Peace - A UK team for pioneering research into the activity of locusts' brain cells while the insects watched clips from the Star Wars films.

Physics - John Mainstone from Australia for his part in an experiment that began in 1927 in which a glob of black tar drips through a funnel every nine years. Mr. Mainstone shared the prize with a late colleague who died sometime after the second drop.

Biology - The University of Adelaide for "painstakingly smelling and cataloguing the peculiar odors produced by 131 different species of frogs when the frogs were feeling stressed."

Chemistry - A University of Minnesota team who set out to prove whether people can swim faster in water or sugar syrup.

Economics - A Massachusettes inventor who designed an alarm clock that runs away and hides when it goes off.

(note: I included a link to an article about this very clock months ago, and I thought it was a hilariously great idea.

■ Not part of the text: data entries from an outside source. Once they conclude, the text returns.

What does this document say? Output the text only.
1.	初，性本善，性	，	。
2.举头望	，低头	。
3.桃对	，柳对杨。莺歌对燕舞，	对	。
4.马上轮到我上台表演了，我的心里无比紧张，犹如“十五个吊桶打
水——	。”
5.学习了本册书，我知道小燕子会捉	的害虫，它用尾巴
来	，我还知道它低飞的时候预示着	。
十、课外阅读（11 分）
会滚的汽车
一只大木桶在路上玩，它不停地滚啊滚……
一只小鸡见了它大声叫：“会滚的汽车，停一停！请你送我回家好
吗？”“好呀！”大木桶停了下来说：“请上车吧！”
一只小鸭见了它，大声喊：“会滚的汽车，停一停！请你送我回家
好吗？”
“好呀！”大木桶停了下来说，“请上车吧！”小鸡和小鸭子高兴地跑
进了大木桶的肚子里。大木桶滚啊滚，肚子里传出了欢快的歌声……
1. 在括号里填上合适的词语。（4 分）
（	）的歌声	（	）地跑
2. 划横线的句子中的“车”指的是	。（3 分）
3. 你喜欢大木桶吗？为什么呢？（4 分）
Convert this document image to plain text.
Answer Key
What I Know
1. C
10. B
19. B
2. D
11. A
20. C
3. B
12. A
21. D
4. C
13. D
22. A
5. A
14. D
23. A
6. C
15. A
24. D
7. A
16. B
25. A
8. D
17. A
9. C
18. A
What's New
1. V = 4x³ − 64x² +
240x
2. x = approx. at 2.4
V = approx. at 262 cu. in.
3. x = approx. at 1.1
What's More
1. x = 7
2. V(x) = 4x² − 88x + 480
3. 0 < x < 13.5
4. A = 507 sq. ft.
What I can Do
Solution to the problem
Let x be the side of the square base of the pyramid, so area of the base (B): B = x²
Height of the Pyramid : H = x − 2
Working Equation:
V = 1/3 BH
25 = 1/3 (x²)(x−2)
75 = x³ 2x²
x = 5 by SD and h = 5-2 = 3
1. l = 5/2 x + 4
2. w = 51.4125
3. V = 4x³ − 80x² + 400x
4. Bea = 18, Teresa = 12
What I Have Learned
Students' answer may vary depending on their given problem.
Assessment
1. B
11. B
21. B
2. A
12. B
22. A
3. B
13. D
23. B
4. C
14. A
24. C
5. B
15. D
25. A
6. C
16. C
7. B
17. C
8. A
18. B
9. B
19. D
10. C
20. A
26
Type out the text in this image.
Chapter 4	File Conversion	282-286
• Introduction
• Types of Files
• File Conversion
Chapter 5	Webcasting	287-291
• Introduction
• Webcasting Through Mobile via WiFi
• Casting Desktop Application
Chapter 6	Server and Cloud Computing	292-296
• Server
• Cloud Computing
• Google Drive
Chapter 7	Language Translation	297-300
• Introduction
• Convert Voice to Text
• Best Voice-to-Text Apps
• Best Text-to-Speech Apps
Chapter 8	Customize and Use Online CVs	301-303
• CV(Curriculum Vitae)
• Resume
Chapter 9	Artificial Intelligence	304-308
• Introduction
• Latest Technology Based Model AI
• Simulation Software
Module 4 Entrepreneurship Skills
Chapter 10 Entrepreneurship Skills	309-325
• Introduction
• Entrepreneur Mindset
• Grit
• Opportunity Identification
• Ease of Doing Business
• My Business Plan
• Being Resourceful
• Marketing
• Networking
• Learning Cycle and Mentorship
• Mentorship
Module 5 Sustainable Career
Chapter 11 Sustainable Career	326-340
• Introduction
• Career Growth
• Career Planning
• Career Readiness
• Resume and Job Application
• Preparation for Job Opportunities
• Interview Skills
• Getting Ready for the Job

I tell you this now just in case it sounds familiar and you wonder if in my senility I've begun repeating myself.)

Nutrition - A Japanese researcher who photographed and analysed every meal he had consumed during a period of 34 years.

Literature - The many Nigerians who introduced millions of e-mail users to a "cast of rich characters... each of whom requires just a small amount of expense money so as to obtain access to the great wealth to which they are entitled."

Agricultural History - A study entitled The Significance of Mr. Richard Buckley's Exploding Trousers: Reflections on an Aspect of Technological Change in New Zealand Dairy-Farming between the World Wars.

Fluid Dynamics - Pressures Produced When Penguins Pooh - Calculations on Avian Defecation.

Teacher mistakes boy's insulin pump for phone, and rips it out. Need I say more? Apparently the teacher is quoted as saying that his is an unfortunate situation. I'll bet.